So, I made my significant other fill in a mad lib type sheet that creates a short story based on the words you choose. It was so flat-out brilliant that I had to post it somewhere. For the record, he did not choose the word banana, but seeing as the word dildo was missing, we think it censored it to that. IMO, it made it so much better.
Without further ado, I present to you:
The Overcast Day that Teased like Pooping Zebras
Dan Torrance looked at the frail banana in his hands and felt bored.
He walked over to the window and reflected on his bright surroundings. He had always loved meh-like Euphoria with its fat, fresh flowers. It was a place that encouraged his tendency to feel bored.
Then he saw something in the distance, or rather someone. It was the figure of Beth Donaldson. Beth was a greedy straight-edged razor with short toes and flat pinkies.
Dan gulped.

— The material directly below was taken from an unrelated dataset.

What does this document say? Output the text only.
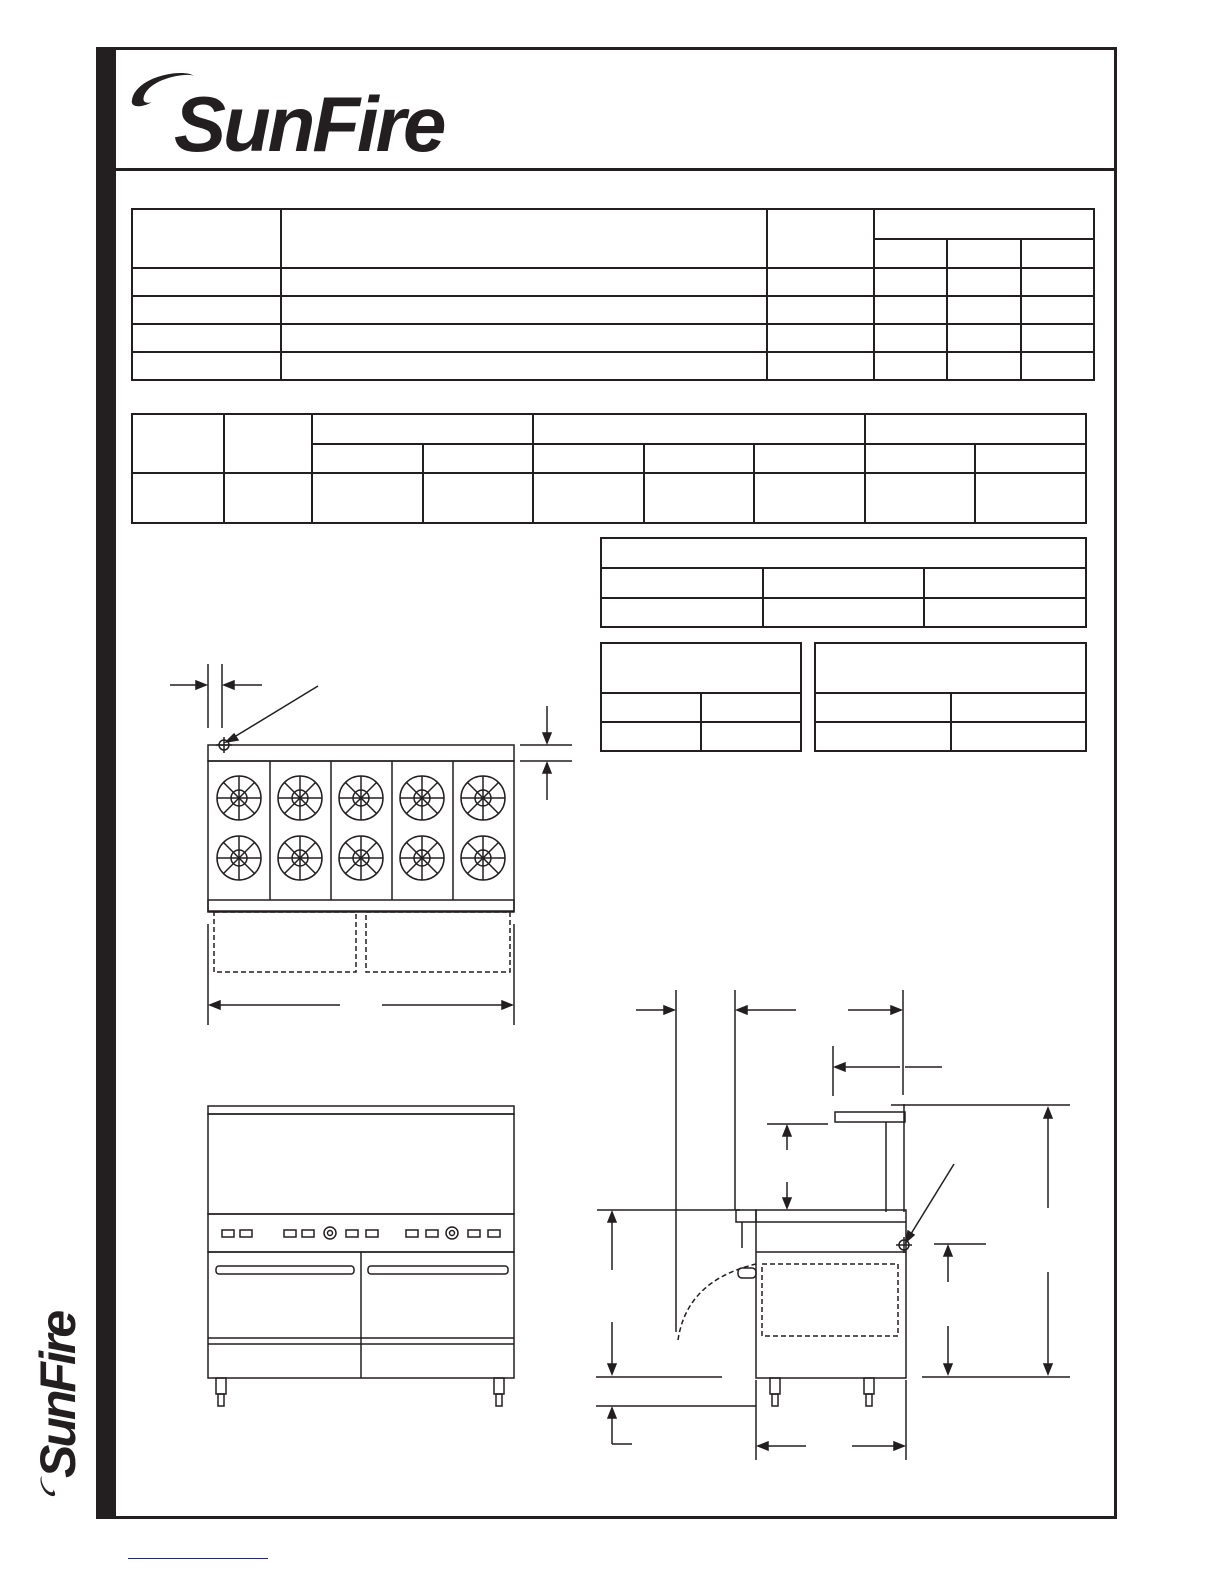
SunFire
SunFire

He glanced at his own reflection. He was a boring, lazy, Sprite drinker with sharp toes and broad pinkies. His friends saw him as a loud, lonely lamp. Once, he had even brought an exuberant cancer patient back from the brink of death.

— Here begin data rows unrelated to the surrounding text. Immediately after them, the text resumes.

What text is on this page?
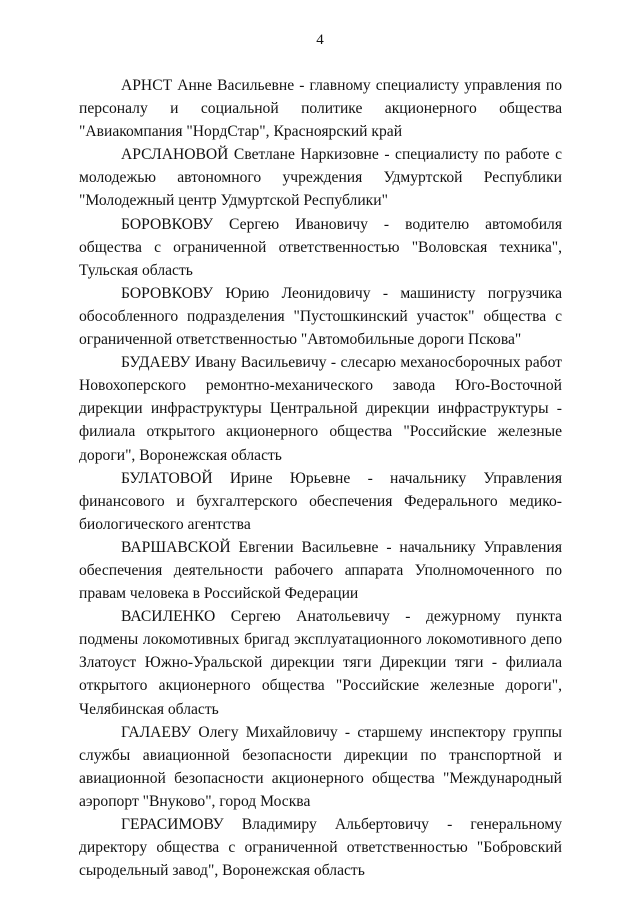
4

АРНСТ Анне Васильевне - главному специалисту управления по персоналу и социальной политике акционерного общества "Авиакомпания "НордСтар", Красноярский край

АРСЛАНОВОЙ Светлане Наркизовне - специалисту по работе с молодежью автономного учреждения Удмуртской Республики "Молодежный центр Удмуртской Республики"

БОРОВКОВУ Сергею Ивановичу - водителю автомобиля общества с ограниченной ответственностью "Воловская техника", Тульская область

БОРОВКОВУ Юрию Леонидовичу - машинисту погрузчика обособленного подразделения "Пустошкинский участок" общества с ограниченной ответственностью "Автомобильные дороги Пскова"

БУДАЕВУ Ивану Васильевичу - слесарю механосборочных работ Новохоперского ремонтно-механического завода Юго-Восточной дирекции инфраструктуры Центральной дирекции инфраструктуры - филиала открытого акционерного общества "Российские железные дороги", Воронежская область

БУЛАТОВОЙ Ирине Юрьевне - начальнику Управления финансового и бухгалтерского обеспечения Федерального медико-биологического агентства

ВАРШАВСКОЙ Евгении Васильевне - начальнику Управления обеспечения деятельности рабочего аппарата Уполномоченного по правам человека в Российской Федерации

ВАСИЛЕНКО Сергею Анатольевичу - дежурному пункта подмены локомотивных бригад эксплуатационного локомотивного депо Златоуст Южно-Уральской дирекции тяги Дирекции тяги - филиала открытого акционерного общества "Российские железные дороги", Челябинская область

ГАЛАЕВУ Олегу Михайловичу - старшему инспектору группы службы авиационной безопасности дирекции по транспортной и авиационной безопасности акционерного общества "Международный аэропорт "Внуково", город Москва

ГЕРАСИМОВУ Владимиру Альбертовичу - генеральному директору общества с ограниченной ответственностью "Бобровский сыродельный завод", Воронежская область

But not even a boring person who had once brought an exuberant cancer patient back from the brink of death, was prepared for what Beth had in store today.
The overcast teased like pooping zebras, making Dan ecstatic.
As Dan stepped outside and Beth came closer, he could see the sticky glint in her eye.
“I am here because I want debts paid,” Beth bellowed, in a food motivated tone. She slammed her fist against Dan’s chest, with the force of 7913 turkeys. “I frigging love you, Dan Torrance.”
Dan looked back, even more ecstatic and still fingering the frail banana. “Beth, you’re a dick,” he replied.
They looked at each other with upset feelings, like two lonely, little leopard geckos flipping at a very bubbly laser tag birthday party, which had African Tribal music music playing in the background and two cocky uncles walking to the beat.
Suddenly, Beth lunged forward and tried to punch Dan in the face. Quickly, Dan grabbed the frail banana and brought it down on Beth’s skull.
Beth’s short toes trembled and her flat pinkies wobbled. She looked livid, her body raw like a tight, thundering trashcan.
Then she let out an agonising groan and collapsed onto the ground. Moments later Beth Donaldson was dead.
Dan Torrance went back inside and made himself a nice drink of Sprite.